Есть вероятность, что предполагаемое будущее реализуется, но в рамках данного текста интересен другой вариант развития событий. Таким образом, появляется два варианта будущего: 1) будущее, которое предполагалось, но не осуществилось, его можно назвать «Будущее ДВА» (Б2); 2) будущее, которое не предполагалось, но произошло (Б1).
«Будущее ДВА», в отличие от «Будущего ОДИН», не стало настоящим и прошлым, а так и осталось будущим, только будущим в прошлом. В этом случае необходимо различать еще два подварианта будущего: 1) личное будущее, которое относится к ближайшему временному отрезку; 2) культурное будущее, которое, в свою очередь, относится к большим временным отрезкам и, как показывает история, редко реализуется.
Необходимо уточнить, что данная схема является упрощением и, помимо «Будущего ДВА», могут существовать «Будущее ТРИ», «Будущее ЧЕТЫРЕ», «Будущее N» и так далее до бесконечности.
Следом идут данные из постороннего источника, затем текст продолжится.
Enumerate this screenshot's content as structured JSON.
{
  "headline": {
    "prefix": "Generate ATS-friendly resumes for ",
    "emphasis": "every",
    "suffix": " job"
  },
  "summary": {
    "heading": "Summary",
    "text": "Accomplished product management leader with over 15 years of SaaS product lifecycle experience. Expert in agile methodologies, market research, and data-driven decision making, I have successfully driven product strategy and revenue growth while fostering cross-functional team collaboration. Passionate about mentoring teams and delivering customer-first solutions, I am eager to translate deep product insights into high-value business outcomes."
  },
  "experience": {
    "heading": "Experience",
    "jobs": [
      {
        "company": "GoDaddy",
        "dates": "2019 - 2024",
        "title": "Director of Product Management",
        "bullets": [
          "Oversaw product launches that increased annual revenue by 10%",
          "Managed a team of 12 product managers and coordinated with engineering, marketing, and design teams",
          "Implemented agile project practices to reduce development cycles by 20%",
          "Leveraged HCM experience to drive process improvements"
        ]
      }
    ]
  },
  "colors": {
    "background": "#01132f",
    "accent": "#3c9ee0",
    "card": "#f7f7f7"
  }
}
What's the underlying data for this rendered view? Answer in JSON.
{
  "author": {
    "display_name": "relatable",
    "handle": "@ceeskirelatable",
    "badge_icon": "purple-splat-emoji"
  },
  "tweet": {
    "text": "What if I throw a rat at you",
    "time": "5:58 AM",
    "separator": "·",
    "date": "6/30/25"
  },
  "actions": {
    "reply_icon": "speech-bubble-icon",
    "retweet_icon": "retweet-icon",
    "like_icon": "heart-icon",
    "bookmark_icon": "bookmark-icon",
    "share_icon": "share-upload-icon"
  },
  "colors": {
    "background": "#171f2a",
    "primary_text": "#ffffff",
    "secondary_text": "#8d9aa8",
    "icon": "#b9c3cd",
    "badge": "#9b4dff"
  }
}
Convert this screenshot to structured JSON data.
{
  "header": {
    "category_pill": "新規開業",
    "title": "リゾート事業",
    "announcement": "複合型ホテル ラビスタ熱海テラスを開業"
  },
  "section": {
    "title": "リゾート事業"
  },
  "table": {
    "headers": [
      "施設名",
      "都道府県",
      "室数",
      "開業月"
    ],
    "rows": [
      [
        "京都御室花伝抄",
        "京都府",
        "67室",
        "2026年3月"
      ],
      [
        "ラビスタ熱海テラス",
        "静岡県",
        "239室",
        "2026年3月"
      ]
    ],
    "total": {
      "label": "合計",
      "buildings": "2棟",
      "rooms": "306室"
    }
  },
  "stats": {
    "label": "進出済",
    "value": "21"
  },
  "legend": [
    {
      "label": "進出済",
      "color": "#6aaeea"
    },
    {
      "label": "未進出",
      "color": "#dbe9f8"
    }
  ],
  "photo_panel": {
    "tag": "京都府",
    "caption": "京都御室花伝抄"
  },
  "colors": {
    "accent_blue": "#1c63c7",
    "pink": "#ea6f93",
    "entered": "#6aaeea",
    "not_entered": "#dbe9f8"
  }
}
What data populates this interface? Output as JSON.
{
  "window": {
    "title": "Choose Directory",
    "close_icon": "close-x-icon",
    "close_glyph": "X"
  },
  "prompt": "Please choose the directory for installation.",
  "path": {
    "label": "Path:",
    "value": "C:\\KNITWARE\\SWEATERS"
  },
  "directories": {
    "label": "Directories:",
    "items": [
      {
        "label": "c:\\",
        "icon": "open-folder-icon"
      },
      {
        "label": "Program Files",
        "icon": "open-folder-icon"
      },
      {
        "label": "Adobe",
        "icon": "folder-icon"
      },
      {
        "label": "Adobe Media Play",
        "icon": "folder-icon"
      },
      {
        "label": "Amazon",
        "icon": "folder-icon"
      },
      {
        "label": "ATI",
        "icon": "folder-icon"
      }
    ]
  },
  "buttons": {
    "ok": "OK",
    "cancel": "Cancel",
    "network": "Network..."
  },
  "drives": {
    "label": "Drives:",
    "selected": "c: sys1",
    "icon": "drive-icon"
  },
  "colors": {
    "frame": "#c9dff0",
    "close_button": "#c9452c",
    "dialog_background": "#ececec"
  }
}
Человек может обладать индивидуальным культурным будущим, а также, являясь частью коллектива, быть элементом собирательного коллективного образа будущего. Необходимо различать образ будущего и представление о будущем. Представление о будущем – это процесс, то есть динамическая структура, а образ будущего – сформированная и закрепленная в неком корпусе текстов идея, а следовательно, структура статическая.
Образ будущего – чрезвычайно важная категория, с древнейших времен и до наших дней люди ищут эффективные способы делать правильные прогнозы. Это могут быть методы как магического характера (гадание, транс, гороскопы), так и научного (прогнозы биржевых аналитиков, метеосводки). Люди не просто желают знать будущее, они активно им руководствуются. Как показывает Д. Уилсон на примере осады Мюнстера в 1534-35 гг., такие культурно обусловленные образы будущего даже могут приводить к трагедиям и массовым жертвам[1].
Данный подход, несомненно, связан с творческим наследием Р. Козеллека[2], который выдвинул концепцию «прошедшего будущего» и понятие «горизонт ожидания» — особое семантическое поле, формирующее будущее. Конечно, до него было множество мыслителей, рассуждающих о времени: Аристотель, Августин, А. Бергсон, Э. Гуссерль. Но именно Р. Козеллек рассматривает время с исторической точки зрения. Как отмечают М.В. Байтеева и И.К. Калимонов, «ожидание» и «опыт» у Р. Козеллека обладают двумя системными качествами: способностью конституировать историю и способностью ограничивать ее развитие. Конституировать, по Р. Козеллеку, значит обозначать и устанавливать внутреннюю взаимосвязь прошлого и будущего[3].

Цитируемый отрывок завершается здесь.